La chronique Société et Culture avec Claudia Larochelle

Auteur(e)

Claudia Larochelle

Claudia Larochelle est auteure (Les bonnes filles plantent des fleurs au printemps, Les îles Canaries, Je veux une maison faite de sorties de secours - Réflexions sur la vie et l'oeuvre de Nelly Arcan, la série jeunesse à succès La doudou, etc.) et journaliste spécialisée en culture et société. Elle a animé pendant plus de six saisons l'émission LIRE. Elle est chroniqueuse sur ICI Radio-Canada radio et télé et signe régulièrement des textes dans Les Libraires et Elle Québec. Elle est titulaire d'un baccalauréat en journalisme et d'une maîtrise en création littéraire. On peut la suivre sur Facebook et Twitter @clolarochelle.

L’art de chiner

Le marché du seconde main ne s’est jamais aussi bien porté. Les préoccupations environnementales conjuguées à la flambée du coût de la vie, des taux d’intérêt et de l’appauvrissement de la classe moyenne y sont pour beaucoup dans cet engouement qui, sans être nouveau, gagne néanmoins en vigueur. Il est loin ce temps où on allait chez Renaissance ou dans les bazars d’église, la tête enfoncée sous une tuque pour ne pas se faire voir. Heureusement, pour de plus en plus de personnes, chiner, c’est jouissif, obsédant, absolument enivrant. Je suis tombée dans le grand vortex. Je vous en souhaite autant. C’est fou, le bien que ça fait!

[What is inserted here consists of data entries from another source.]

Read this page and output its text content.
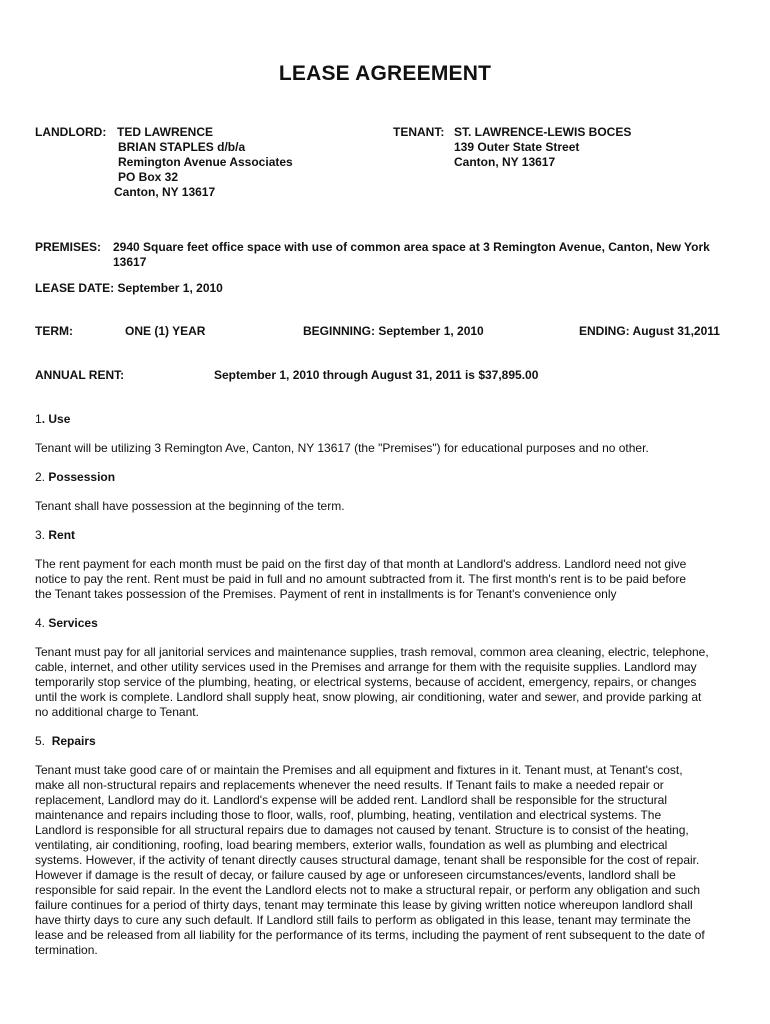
LEASE AGREEMENT
LANDLORD: TED LAWRENCE
BRIAN STAPLES d/b/a
Remington Avenue Associates
PO Box 32
Canton, NY 13617
TENANT: ST. LAWRENCE-LEWIS BOCES
139 Outer State Street
Canton, NY 13617
PREMISES: 2940 Square feet office space with use of common area space at 3 Remington Avenue, Canton, New York
13617
LEASE DATE: September 1, 2010
TERM:	ONE (1) YEAR	BEGINNING: September 1, 2010	ENDING: August 31,2011
ANNUAL RENT:	September 1, 2010 through August 31, 2011 is $37,895.00
1. Use
Tenant will be utilizing 3 Remington Ave, Canton, NY 13617 (the "Premises") for educational purposes and no other.
2. Possession
Tenant shall have possession at the beginning of the term.
3. Rent
The rent payment for each month must be paid on the first day of that month at Landlord's address. Landlord need not give
notice to pay the rent. Rent must be paid in full and no amount subtracted from it. The first month's rent is to be paid before
the Tenant takes possession of the Premises. Payment of rent in installments is for Tenant's convenience only
4. Services
Tenant must pay for all janitorial services and maintenance supplies, trash removal, common area cleaning, electric, telephone,
cable, internet, and other utility services used in the Premises and arrange for them with the requisite supplies. Landlord may
temporarily stop service of the plumbing, heating, or electrical systems, because of accident, emergency, repairs, or changes
until the work is complete. Landlord shall supply heat, snow plowing, air conditioning, water and sewer, and provide parking at
no additional charge to Tenant.
5. Repairs
Tenant must take good care of or maintain the Premises and all equipment and fixtures in it. Tenant must, at Tenant's cost,
make all non-structural repairs and replacements whenever the need results. If Tenant fails to make a needed repair or
replacement, Landlord may do it. Landlord's expense will be added rent. Landlord shall be responsible for the structural
maintenance and repairs including those to floor, walls, roof, plumbing, heating, ventilation and electrical systems. The
Landlord is responsible for all structural repairs due to damages not caused by tenant. Structure is to consist of the heating,
ventilating, air conditioning, roofing, load bearing members, exterior walls, foundation as well as plumbing and electrical
systems. However, if the activity of tenant directly causes structural damage, tenant shall be responsible for the cost of repair.
However if damage is the result of decay, or failure caused by age or unforeseen circumstances/events, landlord shall be
responsible for said repair. In the event the Landlord elects not to make a structural repair, or perform any obligation and such
failure continues for a period of thirty days, tenant may terminate this lease by giving written notice whereupon landlord shall
have thirty days to cure any such default. If Landlord still fails to perform as obligated in this lease, tenant may terminate the
lease and be released from all liability for the performance of its terms, including the payment of rent subsequent to the date of
termination.
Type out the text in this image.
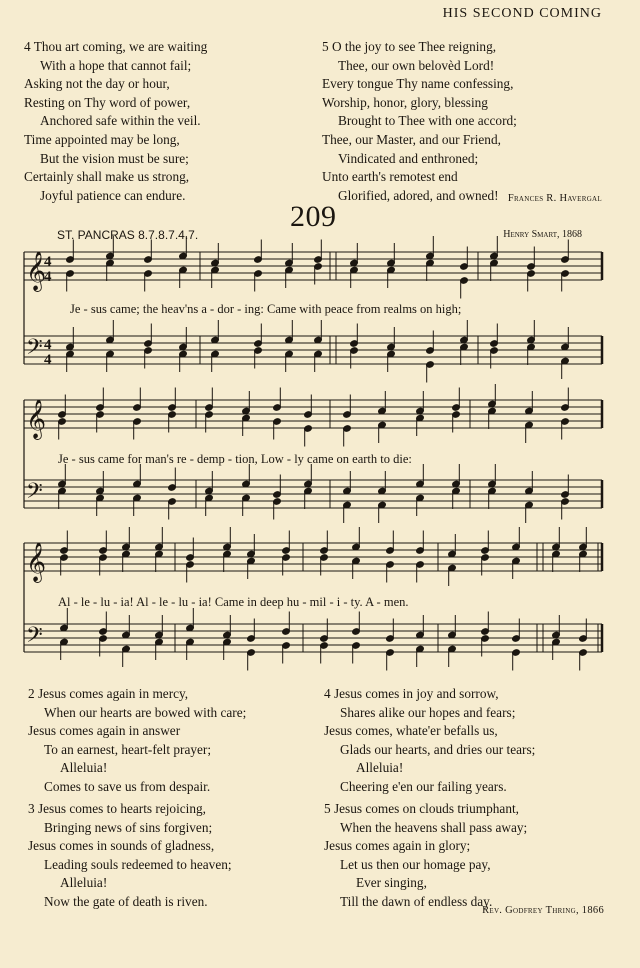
HIS SECOND COMING
4 Thou art coming, we are waiting
With a hope that cannot fail;
Asking not the day or hour,
Resting on Thy word of power,
Anchored safe within the veil.
Time appointed may be long,
But the vision must be sure;
Certainly shall make us strong,
Joyful patience can endure.
5 O the joy to see Thee reigning,
Thee, our own belovèd Lord!
Every tongue Thy name confessing,
Worship, honor, glory, blessing
Brought to Thee with one accord;
Thee, our Master, and our Friend,
Vindicated and enthroned;
Unto earth's remotest end
Glorified, adored, and owned! Frances R. Havergal
209
ST. PANCRAS 8.7.8.7.4.7.	Henry Smart, 1868
𝄞
𝄢
𝄞
𝄢
𝄞
𝄢
4
4
4
4
Je - sus came; the heav'ns a - dor - ing: Came with peace from realms on high;
Je - sus came for man's re - demp - tion, Low - ly came on earth to die:
Al - le - lu - ia! Al - le - lu - ia! Came in deep hu - mil - i - ty. A - men.
2 Jesus comes again in mercy,
When our hearts are bowed with care;
Jesus comes again in answer
To an earnest, heart-felt prayer;
Alleluia!
Comes to save us from despair.
3 Jesus comes to hearts rejoicing,
Bringing news of sins forgiven;
Jesus comes in sounds of gladness,
Leading souls redeemed to heaven;
Alleluia!
Now the gate of death is riven.
4 Jesus comes in joy and sorrow,
Shares alike our hopes and fears;
Jesus comes, whate'er befalls us,
Glads our hearts, and dries our tears;
Alleluia!
Cheering e'en our failing years.
5 Jesus comes on clouds triumphant,
When the heavens shall pass away;
Jesus comes again in glory;
Let us then our homage pay,
Ever singing,
Till the dawn of endless day.
Rev. Godfrey Thring, 1866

Oui, peu de choses sont aussi exaltantes que de mettre la main sur un sac délirant, parfois même griffé, pour 8$. Ma meilleure amie mange tous les jours de sa vie sur une magnifique table en bois ayant appartenu à nulle autre que Marie Gérin-Lajoie (attestation à l’appui) que j’avais dénichée gratuitement dans un événement de débarras d’objets et meubles anciens. Parce que les vrais «chineux» magasinent aussi en pensant aux besoins des leurs. Ça augmente le plaisir. Il m’arrive aussi de porter une robe satinée sertie de dentelle d’une beauté indicible dégotée dans un bazar vintage. Elle m’a coûté 25$, doit en valoir beaucoup plus et me vaut un déluge de compliments. Non, on ne peut pas en trouver des pareilles chez Zara, ma foi, non! D’abord, elle a résisté aux années, ensuite, elle a été cousue avec grand art, ça se voit, et je ne m’en tannerai pas de sitôt, je l’ai choisie comme on tombe en amour. Idem pour la moitié de ma garde-robe et toute ma vaisselle plus ou moins dépareillée. Je n’ai presque pas de meubles neufs non plus. En fait, ils ont tous une petite histoire et une vie ancienne que je ne soupçonne même pas. C’est d’autant plus excitant quand ça regorge d’intrigues et de mystères, il me semble.

«Dans ma famille, on était fauchés, mais on avait du goût, il fallait bien trouver une solution. Alors, on chinait», racontait en 2021, dans le balado Décodeur, Sophie Fontanel, reine incontestée du chinage en France, journaliste et écrivaine qui a du flair pour les bonnes affaires. Sa page Instagram suivie par 310 000 abonnés en témoigne d’ailleurs de manière régulière. Plusieurs ont ce profil évoqué par Fontanel (pas elle personnellement): pas riches, parfois même carrément pauvres, mais coquets, amoureux de beauté et de vraies splendeurs. Parce que les riches ne détiennent pas le monopole du goût et du droit d’accès aux beaux objets, oh, que non.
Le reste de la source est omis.